Найджелу пришлось вернуть его к сути дела:

– Вчера за обедом отношения накалилась до предела. Вот почему я и спрашиваю – неужели вы не подумали, что не все так просто?

– Вы не знали Бетти. С тех пор как она снова приехала сюда, она была постоянно больной и взрывоопасной. А когда она такая, каждый ощущает какую-то дрожь, вибрацию от нее. Это было как раз такое создание, что всю жизнь словно источает радиацию, но вовсе не высасывает соки из других: эдакий сложный инструмент, вышедший из-под контроля, от которого всем становится не по себе. – Его голос перешел в шелестящий шепот, словно жестяной скрежет камыша, оставшегося сзади: – «О Роза, ты несешь мне хворь! Кто тот счастливец, что улегся в ярко-красную кровать блаженства?»

– Стало быть, вы не ожидали, что случится что-то особенное?

Эндрю резко развернулся на каблуках, глядя ему в лицо:

– Вы хотите сказать, будь у меня даже хоть малейшее подозрение, что моей сестре, даже волосу на ее голове, грозит опасность, я бы не…

– О ком же вы тогда говорили? За обедом? Или вы просто выдумали того злодея, который живет злом, – того самого, «упоенного злом»?

– Ой, я просто тянул из них жилы, – цинично, слегка переигрывая, ответил Эндрю. – В каждой шутке всегда найдется какая-то доля правды.

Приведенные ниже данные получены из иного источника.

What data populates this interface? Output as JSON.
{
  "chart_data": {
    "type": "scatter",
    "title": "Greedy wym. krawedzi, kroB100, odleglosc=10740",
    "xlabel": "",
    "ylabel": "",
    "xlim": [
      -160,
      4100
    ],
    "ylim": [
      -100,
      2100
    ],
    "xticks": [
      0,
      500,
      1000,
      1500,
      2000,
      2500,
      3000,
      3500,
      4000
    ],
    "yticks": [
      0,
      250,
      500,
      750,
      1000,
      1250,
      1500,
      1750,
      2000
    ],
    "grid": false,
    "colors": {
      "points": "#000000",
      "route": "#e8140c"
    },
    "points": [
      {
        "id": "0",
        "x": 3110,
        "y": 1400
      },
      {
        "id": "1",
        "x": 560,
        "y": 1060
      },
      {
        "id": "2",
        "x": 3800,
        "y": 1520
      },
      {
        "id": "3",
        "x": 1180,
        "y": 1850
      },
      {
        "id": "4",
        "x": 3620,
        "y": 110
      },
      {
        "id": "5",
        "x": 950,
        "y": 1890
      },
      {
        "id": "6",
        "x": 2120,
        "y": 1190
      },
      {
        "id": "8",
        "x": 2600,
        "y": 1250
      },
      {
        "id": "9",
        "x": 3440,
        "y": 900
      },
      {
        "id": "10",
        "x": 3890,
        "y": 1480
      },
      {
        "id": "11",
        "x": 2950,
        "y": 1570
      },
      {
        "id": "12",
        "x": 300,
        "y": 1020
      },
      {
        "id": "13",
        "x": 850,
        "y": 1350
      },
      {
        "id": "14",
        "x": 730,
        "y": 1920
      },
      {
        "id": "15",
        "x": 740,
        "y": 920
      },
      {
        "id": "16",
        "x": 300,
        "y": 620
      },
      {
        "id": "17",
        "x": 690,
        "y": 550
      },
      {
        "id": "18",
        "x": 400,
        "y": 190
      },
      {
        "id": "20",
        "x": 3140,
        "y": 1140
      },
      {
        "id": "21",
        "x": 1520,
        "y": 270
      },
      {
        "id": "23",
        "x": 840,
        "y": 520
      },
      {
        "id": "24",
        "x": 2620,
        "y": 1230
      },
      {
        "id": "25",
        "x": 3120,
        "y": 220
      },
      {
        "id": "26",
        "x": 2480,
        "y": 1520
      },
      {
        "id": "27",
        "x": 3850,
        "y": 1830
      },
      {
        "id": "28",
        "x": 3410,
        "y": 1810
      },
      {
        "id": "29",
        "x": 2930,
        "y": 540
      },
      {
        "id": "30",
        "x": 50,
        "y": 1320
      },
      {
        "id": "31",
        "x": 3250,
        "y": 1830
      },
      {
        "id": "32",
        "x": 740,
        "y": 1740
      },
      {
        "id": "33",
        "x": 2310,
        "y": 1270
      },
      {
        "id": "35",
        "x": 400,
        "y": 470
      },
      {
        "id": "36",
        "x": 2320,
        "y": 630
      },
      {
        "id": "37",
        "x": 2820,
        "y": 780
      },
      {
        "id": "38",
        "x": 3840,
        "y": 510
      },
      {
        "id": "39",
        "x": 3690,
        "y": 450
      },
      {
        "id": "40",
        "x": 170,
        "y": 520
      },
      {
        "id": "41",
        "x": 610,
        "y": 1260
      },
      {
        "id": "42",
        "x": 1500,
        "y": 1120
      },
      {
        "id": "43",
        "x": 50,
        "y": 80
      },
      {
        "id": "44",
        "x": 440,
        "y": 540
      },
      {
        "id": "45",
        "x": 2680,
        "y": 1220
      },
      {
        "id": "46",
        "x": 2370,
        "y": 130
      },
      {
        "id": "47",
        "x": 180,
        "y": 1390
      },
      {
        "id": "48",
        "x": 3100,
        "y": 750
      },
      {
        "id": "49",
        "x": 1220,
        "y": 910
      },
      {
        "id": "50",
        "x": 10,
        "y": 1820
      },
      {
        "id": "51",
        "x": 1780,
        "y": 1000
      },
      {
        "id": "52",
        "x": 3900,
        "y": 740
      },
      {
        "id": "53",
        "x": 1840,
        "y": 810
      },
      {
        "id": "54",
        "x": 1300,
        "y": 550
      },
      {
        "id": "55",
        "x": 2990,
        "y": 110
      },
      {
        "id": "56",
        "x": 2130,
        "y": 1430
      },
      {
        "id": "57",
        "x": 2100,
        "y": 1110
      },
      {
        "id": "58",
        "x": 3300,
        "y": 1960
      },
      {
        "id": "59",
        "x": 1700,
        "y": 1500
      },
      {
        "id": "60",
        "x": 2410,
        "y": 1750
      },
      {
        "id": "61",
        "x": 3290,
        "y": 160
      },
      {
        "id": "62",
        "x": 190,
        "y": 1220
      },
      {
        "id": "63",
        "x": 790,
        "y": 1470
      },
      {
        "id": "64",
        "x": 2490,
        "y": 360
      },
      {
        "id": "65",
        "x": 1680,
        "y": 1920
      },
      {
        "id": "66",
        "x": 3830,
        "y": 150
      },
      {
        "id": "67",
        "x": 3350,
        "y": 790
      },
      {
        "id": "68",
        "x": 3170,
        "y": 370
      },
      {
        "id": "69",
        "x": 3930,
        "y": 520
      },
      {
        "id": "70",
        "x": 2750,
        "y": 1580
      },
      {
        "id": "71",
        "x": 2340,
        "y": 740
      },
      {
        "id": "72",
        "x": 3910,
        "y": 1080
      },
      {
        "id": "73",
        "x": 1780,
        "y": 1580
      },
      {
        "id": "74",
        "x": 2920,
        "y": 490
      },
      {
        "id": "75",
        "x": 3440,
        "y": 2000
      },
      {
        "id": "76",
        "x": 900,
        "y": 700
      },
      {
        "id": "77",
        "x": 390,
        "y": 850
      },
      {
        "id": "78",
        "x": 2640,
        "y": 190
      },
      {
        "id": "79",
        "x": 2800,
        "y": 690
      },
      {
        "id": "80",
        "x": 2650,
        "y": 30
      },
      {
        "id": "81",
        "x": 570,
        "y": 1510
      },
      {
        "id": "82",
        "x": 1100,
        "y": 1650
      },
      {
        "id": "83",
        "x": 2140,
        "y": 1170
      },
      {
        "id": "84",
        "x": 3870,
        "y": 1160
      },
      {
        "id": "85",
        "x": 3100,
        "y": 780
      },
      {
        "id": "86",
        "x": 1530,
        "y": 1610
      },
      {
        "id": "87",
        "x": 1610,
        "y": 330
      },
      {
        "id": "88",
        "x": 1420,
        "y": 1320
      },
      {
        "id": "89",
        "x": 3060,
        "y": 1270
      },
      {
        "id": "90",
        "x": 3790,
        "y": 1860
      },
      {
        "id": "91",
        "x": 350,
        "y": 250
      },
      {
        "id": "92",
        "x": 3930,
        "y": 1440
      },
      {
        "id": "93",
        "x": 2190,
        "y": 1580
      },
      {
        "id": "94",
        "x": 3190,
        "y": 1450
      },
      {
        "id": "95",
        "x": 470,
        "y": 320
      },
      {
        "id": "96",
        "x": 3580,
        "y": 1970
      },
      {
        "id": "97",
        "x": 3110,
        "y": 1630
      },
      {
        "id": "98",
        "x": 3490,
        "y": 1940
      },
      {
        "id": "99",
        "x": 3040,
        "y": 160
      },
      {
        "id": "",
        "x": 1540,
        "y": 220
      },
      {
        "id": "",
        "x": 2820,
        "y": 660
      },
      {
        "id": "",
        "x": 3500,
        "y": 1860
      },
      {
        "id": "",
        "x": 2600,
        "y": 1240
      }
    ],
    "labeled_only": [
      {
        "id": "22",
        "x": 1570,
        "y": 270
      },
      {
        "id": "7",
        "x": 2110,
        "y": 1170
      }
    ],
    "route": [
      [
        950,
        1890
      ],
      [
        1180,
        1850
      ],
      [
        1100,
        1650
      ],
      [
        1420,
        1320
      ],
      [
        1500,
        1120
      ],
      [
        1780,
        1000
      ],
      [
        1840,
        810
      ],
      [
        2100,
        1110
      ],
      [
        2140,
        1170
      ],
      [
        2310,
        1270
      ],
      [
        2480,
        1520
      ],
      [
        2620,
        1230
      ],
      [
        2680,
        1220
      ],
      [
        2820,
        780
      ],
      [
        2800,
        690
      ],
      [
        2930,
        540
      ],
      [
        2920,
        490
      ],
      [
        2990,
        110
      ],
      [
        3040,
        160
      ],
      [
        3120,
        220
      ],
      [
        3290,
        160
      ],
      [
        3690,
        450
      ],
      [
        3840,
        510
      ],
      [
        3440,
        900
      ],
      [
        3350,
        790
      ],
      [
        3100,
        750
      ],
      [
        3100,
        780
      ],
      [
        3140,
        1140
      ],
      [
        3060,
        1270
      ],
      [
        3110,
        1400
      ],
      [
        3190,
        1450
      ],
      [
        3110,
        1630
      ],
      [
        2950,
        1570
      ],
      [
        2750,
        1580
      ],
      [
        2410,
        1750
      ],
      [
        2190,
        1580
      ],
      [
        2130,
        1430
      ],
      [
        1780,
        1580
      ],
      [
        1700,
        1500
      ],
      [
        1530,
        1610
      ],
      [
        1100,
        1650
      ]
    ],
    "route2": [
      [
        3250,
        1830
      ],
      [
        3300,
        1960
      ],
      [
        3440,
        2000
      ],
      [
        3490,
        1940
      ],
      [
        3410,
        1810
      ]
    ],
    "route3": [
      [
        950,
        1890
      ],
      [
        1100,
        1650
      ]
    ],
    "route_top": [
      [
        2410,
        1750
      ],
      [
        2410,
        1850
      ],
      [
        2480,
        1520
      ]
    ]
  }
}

– Боюсь только, что полиция тоже отдаст должное вашей шутке, Ресторик.

– Пускай. Я прожил слишком сумасшедшую жизнь, чтобы до сих пор бледнеть от синей униформы.

– Дело ваше. – Найджел ткнул своим посохом в одетый снегом межевой столбик на краю деревни, к которой они подходили. – Прелестное, должно быть, место – Эссекс. За что вы так ненавидите доктора Богана?

Эндрю Ресторик рассмеялся с деланой веселостью опытного дуэлянта, только что получившего легкое ранение:

– Нет-нет, Стрэнджвейс, вам меня этим не поддеть. Я очень не люблю Богана, потому что знаю, что он напыщенный пройдоха и что он не мог принести Бетти добра, но я вовсе не утверждаю, что это он убил ее.

Он приподнял шляпу в сторону Найджела, дерзко ухмыльнулся Джорджии и свернул к табачной лавке.

– Ну вот, и как он тебе? – сказал Найджел.

Его жена молчала, размышляя.

– По-моему, – задумчиво сказала она, – если он опередит полицию и найдет убийцу, в Истерхем-Мэнор будет еще одно убийство.

– Он такой? – спросил Найджел, слепо доверявший всему, что его жена говорила о людях.

– Конечно. Воспитание, нрав – да и вся жизнь, которую он вел, – обязательно подтолкнут его к идее взять правосудие в свои руки.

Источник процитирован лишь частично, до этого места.